In a bid to ramp up the rollout, Morrison announced on Thursday that Australia will prioritize Pfizer vaccines for those aged under 50, people in elderly and disability care, quarantine workers, and individuals in remote areas. In a bid to relieve stress on the hotel quarantine system, direct flights for Australian citizens returning from India -- which is suffering a deadly virus surge -- will be cut by 30%.

With the threat of infection relatively low in Australia, concerns about the safety of vaccines may also be slowing the rollout. A survey of Australians released last month showed that while 59% of respondents intend to get vaccinated, 29% had low levels of hesitancy, 7% had high levels of hesitancy and 6% were resistant to getting the jab.

According to an Essential Report survey published last week, 52% of voters think Australians are being vaccinated too slowly. Some 42% blamed Morrison's government, while 24% said it was due to international supply chains. The same poll predicted a narrow election victory for Labor.

Airlines and tourism operators are among the most vocal in demanding a quicker rollout. Qantas Airways's Chief Executive Officer Alan Joyce told reporters last week that Australia "cannot be laggards here and fall behind the rest of the world."

Paul Bloxham, chief economist in Australia for HSBC Global Research, says Australia's economy won't reach its potential until the international border reopens.

Open borders support "migrant flow (population growth), tourism, foreign student arrivals and the movement of workers," he wrote in an April 18 research note. "Recent delays in the vaccine rollout mean a clear risk of a delayed border reopening."

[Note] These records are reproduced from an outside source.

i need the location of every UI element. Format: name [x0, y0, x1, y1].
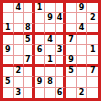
sudoku-cell-r6c7[interactable]: 9: [66, 56, 77, 67]
sudoku-cell-r3c8[interactable]: 4: [77, 24, 88, 35]
sudoku-cell-r4c5[interactable]: 4: [45, 35, 56, 45]
sudoku-cell-r7c2[interactable]: 2: [14, 67, 25, 77]
sudoku-cell-r2c2[interactable]: [14, 13, 25, 23]
sudoku-cell-r2c6[interactable]: 4: [56, 13, 67, 23]
sudoku-cell-r7c4[interactable]: [35, 67, 46, 77]
sudoku-cell-r5c1[interactable]: 9: [3, 45, 14, 55]
sudoku-cell-r9c7[interactable]: [66, 88, 77, 98]
sudoku-cell-r8c5[interactable]: 8: [45, 77, 56, 87]
sudoku-cell-r1c8[interactable]: 9: [77, 3, 88, 13]
sudoku-cell-r8c1[interactable]: 5: [3, 77, 14, 87]
sudoku-cell-r9c1[interactable]: [3, 88, 14, 98]
sudoku-cell-r3c1[interactable]: 1: [3, 24, 14, 35]
sudoku-cell-r2c5[interactable]: 9: [45, 13, 56, 23]
sudoku-cell-r9c3[interactable]: [24, 88, 35, 98]
sudoku-cell-r9c5[interactable]: [45, 88, 56, 98]
sudoku-cell-r8c7[interactable]: [66, 77, 77, 87]
sudoku-cell-r2c4[interactable]: [35, 13, 46, 23]
sudoku-cell-r6c5[interactable]: 1: [45, 56, 56, 67]
sudoku-cell-r1c6[interactable]: [56, 3, 67, 13]
sudoku-cell-r6c6[interactable]: [56, 56, 67, 67]
sudoku-cell-r2c9[interactable]: 2: [87, 13, 98, 23]
sudoku-cell-r8c4[interactable]: 9: [35, 77, 46, 87]
sudoku-cell-r9c2[interactable]: 3: [14, 88, 25, 98]
sudoku-cell-r3c3[interactable]: 8: [24, 24, 35, 35]
sudoku-cell-r2c7[interactable]: [66, 13, 77, 23]
sudoku-cell-r5c6[interactable]: 3: [56, 45, 67, 55]
sudoku-cell-r9c4[interactable]: [35, 88, 46, 98]
sudoku-cell-r4c4[interactable]: [35, 35, 46, 45]
sudoku-cell-r7c1[interactable]: [3, 67, 14, 77]
sudoku-cell-r1c3[interactable]: [24, 3, 35, 13]
sudoku-cell-r7c8[interactable]: [77, 67, 88, 77]
sudoku-cell-r8c8[interactable]: [77, 77, 88, 87]
sudoku-cell-r1c9[interactable]: [87, 3, 98, 13]
sudoku-cell-r6c9[interactable]: [87, 56, 98, 67]
sudoku-cell-r5c9[interactable]: 1: [87, 45, 98, 55]
sudoku-cell-r5c8[interactable]: [77, 45, 88, 55]
sudoku-cell-r7c5[interactable]: [45, 67, 56, 77]
sudoku-cell-r4c9[interactable]: [87, 35, 98, 45]
sudoku-cell-r3c5[interactable]: [45, 24, 56, 35]
sudoku-cell-r7c6[interactable]: [56, 67, 67, 77]
sudoku-cell-r8c3[interactable]: [24, 77, 35, 87]
sudoku-cell-r9c6[interactable]: 6: [56, 88, 67, 98]
sudoku-cell-r1c1[interactable]: [3, 3, 14, 13]
sudoku-cell-r1c5[interactable]: [45, 3, 56, 13]
sudoku-cell-r7c3[interactable]: [24, 67, 35, 77]
sudoku-cell-r4c1[interactable]: [3, 35, 14, 45]
sudoku-cell-r7c7[interactable]: 5: [66, 67, 77, 77]
sudoku-cell-r9c8[interactable]: 2: [77, 88, 88, 98]
sudoku-cell-r8c6[interactable]: [56, 77, 67, 87]
sudoku-cell-r9c9[interactable]: [87, 88, 98, 98]
sudoku-cell-r3c7[interactable]: [66, 24, 77, 35]
sudoku-cell-r6c8[interactable]: [77, 56, 88, 67]
sudoku-cell-r5c2[interactable]: [14, 45, 25, 55]
sudoku-cell-r7c9[interactable]: 7: [87, 67, 98, 77]
sudoku-cell-r8c9[interactable]: [87, 77, 98, 87]
sudoku-cell-r4c3[interactable]: 5: [24, 35, 35, 45]
sudoku-cell-r4c7[interactable]: 7: [66, 35, 77, 45]
sudoku-cell-r4c8[interactable]: [77, 35, 88, 45]
sudoku-cell-r3c9[interactable]: [87, 24, 98, 35]
sudoku-cell-r1c7[interactable]: [66, 3, 77, 13]
sudoku-cell-r3c4[interactable]: [35, 24, 46, 35]
sudoku-cell-r6c4[interactable]: [35, 56, 46, 67]
sudoku-cell-r4c2[interactable]: [14, 35, 25, 45]
sudoku-cell-r1c2[interactable]: 4: [14, 3, 25, 13]
sudoku-cell-r5c4[interactable]: 6: [35, 45, 46, 55]
sudoku-cell-r4c6[interactable]: [56, 35, 67, 45]
sudoku-cell-r6c3[interactable]: 7: [24, 56, 35, 67]
sudoku-cell-r1c4[interactable]: 1: [35, 3, 46, 13]
sudoku-cell-r3c2[interactable]: [14, 24, 25, 35]
sudoku-cell-r8c2[interactable]: [14, 77, 25, 87]
sudoku-cell-r3c6[interactable]: [56, 24, 67, 35]
sudoku-board: 4199421845479631719257598362: [0, 0, 101, 101]
sudoku-cell-r6c1[interactable]: [3, 56, 14, 67]
sudoku-cell-r6c2[interactable]: [14, 56, 25, 67]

That may not immediately worry the thousands of sports fans who'll gather in Melbourne to watch the football on Saturday night.

"Enjoy the footy," Health Minister Greg Hunt told Australians on Tuesday. "Revel in the fact that Australia is in an almost unique and a deeply privileged position in a world which otherwise is facing a pandemic."

Yet should Australia's remain cut off from most of the world into next year, the government may face a backlash, said Helen Pringle, a researcher at the University of New South Wales.

"The government has consistently asked Australians to contrast their experience of what's happened in the U.S. and Europe," Pringle said. It could be punished "if it becomes clear that we've lost that edge."